Undoubtedly, the most reckless suggestion for DSM-V is that it include many new categories to capture the subthreshhold (eg, minor depression, mild cognitive disorder) or premorbid (eg, prepsychotic) versions of the existing official disorders. The beneficial intended purpose is to improve early case finding and promote preventive treatments. Unfortunately, however, the DSM-V Task Force has failed to adequately consider the potentially disastrous unintended consequence that DSM-V may flood the world with tens of millions of newly labeled false-positive “patients.” The reported rates of DSM-V mental disorders would skyrocket, especially because there are many more people at the boundary than those who present with the more severe and clearly “clinical” disorders. The result would be a wholesale imperial medicalization of normality that will trivialize mental disorder and lead to a deluge of unneeded medication treatments—a bonanza for the pharmaceutical industry but at a huge cost to the new false-positive patients caught in the excessively wide DSM-V net. They will pay a high price in adverse effects, dollars, and stigma, not to mention the unpredictable impact on insurability, disability, and forensics.
Dr. Frances’ goes on to say,
The incredible recent advances in neuroscience, molecular biology, and brain imaging that have taught us so much about normal brain functioning are still not relevant to the clinical practicalities of everyday psychiatric diagnosis. The clearest evidence supporting this disappointing fact is that not even 1 biological test is ready for inclusion in the criteria sets for DSM-V.
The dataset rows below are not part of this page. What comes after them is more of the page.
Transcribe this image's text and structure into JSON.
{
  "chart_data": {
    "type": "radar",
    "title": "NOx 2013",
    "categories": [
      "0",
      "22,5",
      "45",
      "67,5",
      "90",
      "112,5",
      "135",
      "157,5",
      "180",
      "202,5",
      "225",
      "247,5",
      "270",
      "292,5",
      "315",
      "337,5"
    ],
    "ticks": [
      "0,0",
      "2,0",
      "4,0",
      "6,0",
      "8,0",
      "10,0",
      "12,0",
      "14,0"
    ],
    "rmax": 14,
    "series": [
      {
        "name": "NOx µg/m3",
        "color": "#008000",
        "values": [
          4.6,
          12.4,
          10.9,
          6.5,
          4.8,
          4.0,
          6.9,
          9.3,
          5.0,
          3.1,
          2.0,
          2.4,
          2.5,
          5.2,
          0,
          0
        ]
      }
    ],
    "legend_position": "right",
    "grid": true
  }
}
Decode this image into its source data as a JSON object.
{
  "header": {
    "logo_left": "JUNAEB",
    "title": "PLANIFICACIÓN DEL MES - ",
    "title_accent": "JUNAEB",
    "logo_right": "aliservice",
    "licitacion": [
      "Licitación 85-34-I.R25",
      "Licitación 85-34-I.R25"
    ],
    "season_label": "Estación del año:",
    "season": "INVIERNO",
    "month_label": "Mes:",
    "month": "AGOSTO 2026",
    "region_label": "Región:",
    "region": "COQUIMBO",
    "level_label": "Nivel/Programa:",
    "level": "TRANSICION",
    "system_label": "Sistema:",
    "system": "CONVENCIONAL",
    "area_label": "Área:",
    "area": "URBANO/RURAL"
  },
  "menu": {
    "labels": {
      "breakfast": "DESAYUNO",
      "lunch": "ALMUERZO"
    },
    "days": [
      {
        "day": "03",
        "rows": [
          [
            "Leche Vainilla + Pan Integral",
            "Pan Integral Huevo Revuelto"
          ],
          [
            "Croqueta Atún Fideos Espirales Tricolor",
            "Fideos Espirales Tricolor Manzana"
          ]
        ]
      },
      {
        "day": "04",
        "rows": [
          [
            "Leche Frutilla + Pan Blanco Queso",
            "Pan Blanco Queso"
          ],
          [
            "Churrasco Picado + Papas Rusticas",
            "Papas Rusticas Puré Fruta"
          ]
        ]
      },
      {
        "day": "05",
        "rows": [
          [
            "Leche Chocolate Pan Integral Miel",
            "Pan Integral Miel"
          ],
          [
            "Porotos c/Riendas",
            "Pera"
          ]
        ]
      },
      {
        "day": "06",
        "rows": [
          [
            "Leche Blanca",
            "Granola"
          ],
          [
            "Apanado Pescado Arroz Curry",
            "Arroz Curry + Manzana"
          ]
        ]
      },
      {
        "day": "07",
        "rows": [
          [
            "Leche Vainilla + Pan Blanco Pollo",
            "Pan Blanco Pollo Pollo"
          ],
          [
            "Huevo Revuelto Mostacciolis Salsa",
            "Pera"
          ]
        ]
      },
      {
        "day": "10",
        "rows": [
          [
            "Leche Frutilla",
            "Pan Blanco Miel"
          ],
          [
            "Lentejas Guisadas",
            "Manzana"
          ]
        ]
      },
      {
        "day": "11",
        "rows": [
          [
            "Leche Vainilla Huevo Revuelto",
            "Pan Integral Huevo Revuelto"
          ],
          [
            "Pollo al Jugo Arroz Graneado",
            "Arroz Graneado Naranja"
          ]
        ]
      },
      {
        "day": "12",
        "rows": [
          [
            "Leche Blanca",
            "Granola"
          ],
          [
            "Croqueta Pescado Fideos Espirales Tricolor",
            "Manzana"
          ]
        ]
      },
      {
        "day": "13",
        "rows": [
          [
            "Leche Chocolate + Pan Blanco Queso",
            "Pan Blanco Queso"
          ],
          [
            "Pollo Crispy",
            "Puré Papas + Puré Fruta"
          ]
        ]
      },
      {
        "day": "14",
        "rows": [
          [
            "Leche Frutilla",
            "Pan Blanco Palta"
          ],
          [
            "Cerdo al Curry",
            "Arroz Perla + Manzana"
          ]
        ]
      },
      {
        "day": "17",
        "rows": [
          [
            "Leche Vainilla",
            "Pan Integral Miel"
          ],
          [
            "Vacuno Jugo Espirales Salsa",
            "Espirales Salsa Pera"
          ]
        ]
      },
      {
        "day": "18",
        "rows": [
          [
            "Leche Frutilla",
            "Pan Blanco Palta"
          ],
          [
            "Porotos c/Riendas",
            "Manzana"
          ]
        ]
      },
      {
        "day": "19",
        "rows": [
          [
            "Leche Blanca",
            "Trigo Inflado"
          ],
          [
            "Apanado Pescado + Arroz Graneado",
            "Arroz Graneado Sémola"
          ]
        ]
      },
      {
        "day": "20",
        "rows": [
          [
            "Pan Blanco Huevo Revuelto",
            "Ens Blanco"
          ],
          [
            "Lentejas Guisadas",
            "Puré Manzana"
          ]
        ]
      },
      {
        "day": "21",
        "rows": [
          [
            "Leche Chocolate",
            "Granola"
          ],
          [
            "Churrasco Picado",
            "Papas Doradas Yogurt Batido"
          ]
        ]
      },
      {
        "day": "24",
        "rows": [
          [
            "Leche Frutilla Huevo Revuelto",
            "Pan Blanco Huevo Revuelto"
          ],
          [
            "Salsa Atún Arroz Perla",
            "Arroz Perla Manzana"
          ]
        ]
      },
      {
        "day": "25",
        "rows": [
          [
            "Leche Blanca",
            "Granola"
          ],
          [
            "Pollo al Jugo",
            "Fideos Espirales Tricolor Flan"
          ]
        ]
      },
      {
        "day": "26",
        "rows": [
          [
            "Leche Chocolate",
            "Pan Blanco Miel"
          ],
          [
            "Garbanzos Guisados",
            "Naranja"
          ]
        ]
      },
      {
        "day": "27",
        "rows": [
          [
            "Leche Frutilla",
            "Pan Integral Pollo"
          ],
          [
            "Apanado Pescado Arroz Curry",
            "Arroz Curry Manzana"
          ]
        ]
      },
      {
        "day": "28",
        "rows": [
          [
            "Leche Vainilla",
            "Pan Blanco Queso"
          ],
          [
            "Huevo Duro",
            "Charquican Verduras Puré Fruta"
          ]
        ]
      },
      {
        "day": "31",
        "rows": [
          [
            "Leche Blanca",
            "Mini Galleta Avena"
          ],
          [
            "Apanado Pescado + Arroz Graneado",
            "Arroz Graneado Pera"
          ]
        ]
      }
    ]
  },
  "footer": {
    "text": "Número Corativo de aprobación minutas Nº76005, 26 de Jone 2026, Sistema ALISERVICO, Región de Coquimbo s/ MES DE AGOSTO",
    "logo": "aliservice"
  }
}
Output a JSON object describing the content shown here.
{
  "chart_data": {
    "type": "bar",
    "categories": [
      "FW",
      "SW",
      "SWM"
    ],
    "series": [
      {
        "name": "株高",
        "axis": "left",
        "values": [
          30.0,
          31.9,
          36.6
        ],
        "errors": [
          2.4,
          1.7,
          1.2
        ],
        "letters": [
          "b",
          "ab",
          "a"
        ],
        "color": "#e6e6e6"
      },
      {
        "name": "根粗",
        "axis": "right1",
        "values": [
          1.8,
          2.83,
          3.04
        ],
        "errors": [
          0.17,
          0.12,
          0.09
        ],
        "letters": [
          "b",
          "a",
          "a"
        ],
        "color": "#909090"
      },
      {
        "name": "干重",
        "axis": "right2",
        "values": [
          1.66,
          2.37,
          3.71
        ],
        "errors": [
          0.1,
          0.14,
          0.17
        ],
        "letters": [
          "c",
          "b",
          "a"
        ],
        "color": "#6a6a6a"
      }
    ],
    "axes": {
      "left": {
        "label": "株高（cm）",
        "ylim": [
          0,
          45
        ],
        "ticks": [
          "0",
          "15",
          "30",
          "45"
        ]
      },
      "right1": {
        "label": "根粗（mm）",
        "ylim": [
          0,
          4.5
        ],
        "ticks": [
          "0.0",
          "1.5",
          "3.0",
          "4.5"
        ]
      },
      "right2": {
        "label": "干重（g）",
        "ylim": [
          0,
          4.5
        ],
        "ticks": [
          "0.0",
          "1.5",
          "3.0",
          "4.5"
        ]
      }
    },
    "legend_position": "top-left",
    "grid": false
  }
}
So long as psychiatric diagnosis is stuck at its current descriptive level, there is little to be gained and much to be lost in frequently and arbitrarily changing the system. Descriptive diagnosis should remain fairly stable until, disorder by disorder, we gradually attain a more fundamental and explanatory understanding of causality.
Here we get to the heart of the dilemma. The field of psychiatry struggles to help patients, but the truth is that the neurosciences have yet to reveal the causes of psychiatric disorders. Without objective criteria to guide them, physicians fall back on descriptors which are imprecise and therapies which do not treat the underlying (and still unknown) pathology. Lacking the confidence to distinguish normal behavior from diseased, the field inadvertently medicalizes normalcy.
And Alex, the boy with Asperger’s, finds himself squarely in the crosshairs of this raging dispute.